Wer nun glaubt, das Buch richte sich an Kinder, irrt sich. Schließlich ist die Hauptfigur schon 34 Jahre alt. „Als Zielgruppe sehe ich Erwachsene. Aus meiner Erfahrung als VHS-Dozentin für Deutsch für Migrantinnen und Migranten weiß ich, dass diejenigen, die Deutsch als Fremdsprache erlernen, das Lesen längerer, beziehungsweise sprachlich komplexerer Texte auf Deutsch als anstrengend empfinden. Dazu gibt es gar nicht so wenige Menschen mit deutscher Muttersprache, die mit dem Lesen von Texten in Standardsprache überfordert sind. Manche von ihnen haben zwar die Schule durchlaufen, aber dennoch nicht ausreichend und flüssig genug Lesen und Schreiben erlernt.“ Diese Meschen würden auch auch als „gering Literalisierte oder funktionale Analphabeten bezeichnet. Dann gibt es andere Menschen, die sich, bedingt durch Alter oder Krankheit, nicht mehr so gut konzentrieren können und froh sind über einfachere Texte. Auch für Menschen mit Hör- oder Sehbehinderung eignen sich Texte in einfacher Sprache.“

Neben vielen positiven Rückmeldungen aus ihrem Freundeskreis hat der Brief eines Mannes in mittleren Jahren Gudrun Nilius besonders berührt: „Dank meines Romans habe er zum ersten Mal ein ganzes Buch gelesen. ‚Das macht mich mächtig stolz‘, hat er geschrieben. Ein schönes Kompliment für meine Arbeit.“ Das nächste Manuskript ist schon fertig, nur einen Verlag hat Gudrun Nilius noch nicht gefunden. Auch eine Fortsetzung mit Irini und ihren eventuell gefundenen Freundinnen ist denkbar.

Zur Person: Gudrun Nilius, 1968 in Salzburg geboren, lebte lange in Wien.

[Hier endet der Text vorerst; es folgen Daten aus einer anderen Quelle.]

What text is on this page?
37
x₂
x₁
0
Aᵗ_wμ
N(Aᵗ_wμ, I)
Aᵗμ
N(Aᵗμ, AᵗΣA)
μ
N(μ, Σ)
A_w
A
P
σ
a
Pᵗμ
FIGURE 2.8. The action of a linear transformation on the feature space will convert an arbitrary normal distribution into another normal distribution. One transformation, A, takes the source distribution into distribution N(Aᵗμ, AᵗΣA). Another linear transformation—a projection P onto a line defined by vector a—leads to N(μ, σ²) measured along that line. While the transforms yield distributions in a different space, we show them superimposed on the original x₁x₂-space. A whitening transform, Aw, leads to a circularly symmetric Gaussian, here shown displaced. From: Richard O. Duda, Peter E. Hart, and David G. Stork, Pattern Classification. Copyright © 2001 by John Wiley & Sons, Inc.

Der Liebe wegen kam sie ins Saarland. Mit Mann und Sohn wohnt sie in Walpershofen. Sie unterrichtet Deutsch für Migrantinnen und Migranten an der Volkshochschule. Bereits in ihrer Kindheit und Jugend hat sie Geschichten, Gedichte, Briefe und Tagebücher geschrieben. Seit 2015 schreibt und veröffentlicht sie Texte in einfacher Sprache. „In 100 Tagen eine Freundin“ ist ihr erster Roman. Auf ihrem Blog „Wort-Marie“ finden sich weitere Texte in einfacher Sprache und Infos zum Thema „einfache Sprache“.